|Project by Spur||posted 02-27-2014 08:03 PM||1580 views||1 time favorited||2 comments|
I didn’t like too many of my screwdrivers for doing woodworking, so I took matters into my own hands. I turned the wood from scrap, of which the origin and type of wood is uncertain, however it appears to be porous the way oak is, but not smell like oak. I had the shape to where I wanted it, however when I put the skew to it to polish it up, I gouged a nice chunk out of it, and the diameter is considerably smaller now, more like a chisel handle (still very new to turning, 3-4 pens and 2 bowls and a few creatively shaped practice spindles). The metal piece is a brass plumbing coupling that I filed round, and screwed on with CA glue.
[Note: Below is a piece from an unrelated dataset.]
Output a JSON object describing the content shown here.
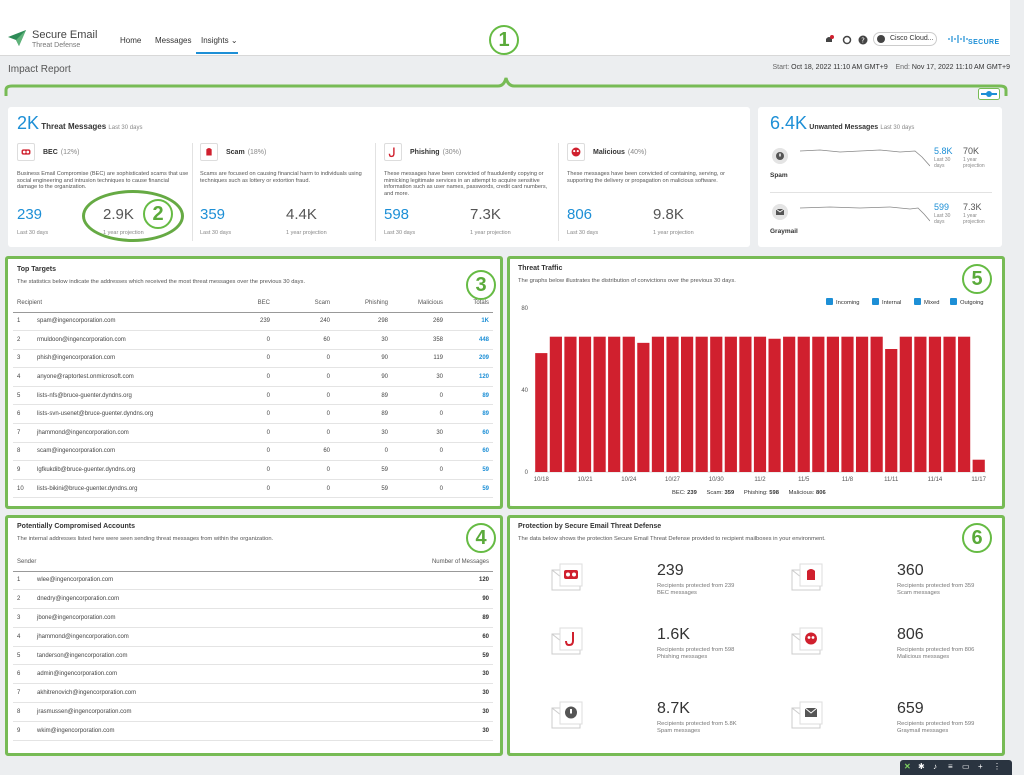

I purchased a fastcap taperlock bit holder and pressed it into a hole the diameter of the flats on the shank with some CA glue as lubricant. Finished with a couple of coats of CA glue rubbed in while it was turning on the lathe.
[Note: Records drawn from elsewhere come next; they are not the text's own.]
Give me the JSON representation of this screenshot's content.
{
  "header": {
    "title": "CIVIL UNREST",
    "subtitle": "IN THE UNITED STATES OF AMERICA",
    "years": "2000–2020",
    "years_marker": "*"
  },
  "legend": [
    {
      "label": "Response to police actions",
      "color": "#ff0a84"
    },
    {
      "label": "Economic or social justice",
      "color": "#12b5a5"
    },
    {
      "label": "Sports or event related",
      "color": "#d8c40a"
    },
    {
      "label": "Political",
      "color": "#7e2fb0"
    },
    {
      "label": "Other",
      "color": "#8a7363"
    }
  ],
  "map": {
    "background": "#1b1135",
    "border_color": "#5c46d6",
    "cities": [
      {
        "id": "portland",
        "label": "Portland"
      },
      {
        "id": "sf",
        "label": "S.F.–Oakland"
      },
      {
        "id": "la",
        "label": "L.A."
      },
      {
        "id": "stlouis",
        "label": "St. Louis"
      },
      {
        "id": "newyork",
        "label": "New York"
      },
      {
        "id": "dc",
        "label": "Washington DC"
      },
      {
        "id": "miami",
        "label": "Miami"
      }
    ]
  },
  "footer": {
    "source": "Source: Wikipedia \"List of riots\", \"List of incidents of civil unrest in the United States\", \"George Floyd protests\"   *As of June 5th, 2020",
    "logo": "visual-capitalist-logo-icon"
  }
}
That fastcap bit holder is amazing, should probably do a review. It securely grips the bit with magnet and some kind of compression. It slides in, but you can not pull it out unless you release it by pulling that red band part. I wanted a screwdriver where the bits did not stick in the screw rather than in the bit holder.
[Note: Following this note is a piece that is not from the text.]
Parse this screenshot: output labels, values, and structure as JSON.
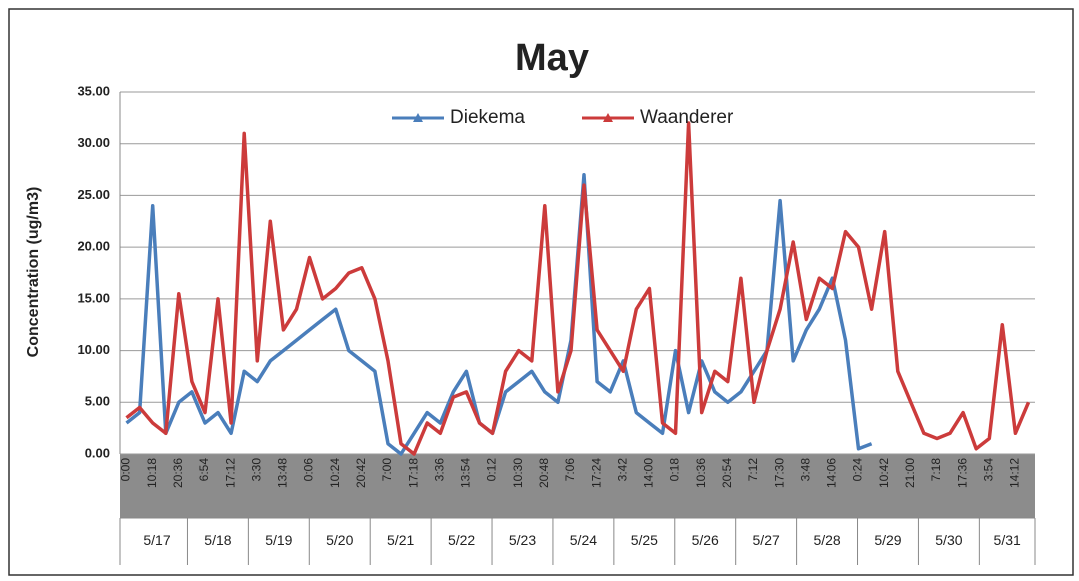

I have yet to really push the screwdriver too hard, but I really should have found another scrap and turned a heavier handle, it is a tad nose heavy. Since I don’t want to mess with breaking the bit holder free and rounding another brass coupling without testing it out further, I am leaving it as is for the time being. I am concerned about the lack of girth taking away from some of the torque, but I always drill a pilot hole and countersink on the nicer things (by my low standards) I build, and too much torque can strip the wood or the head of a brass screw.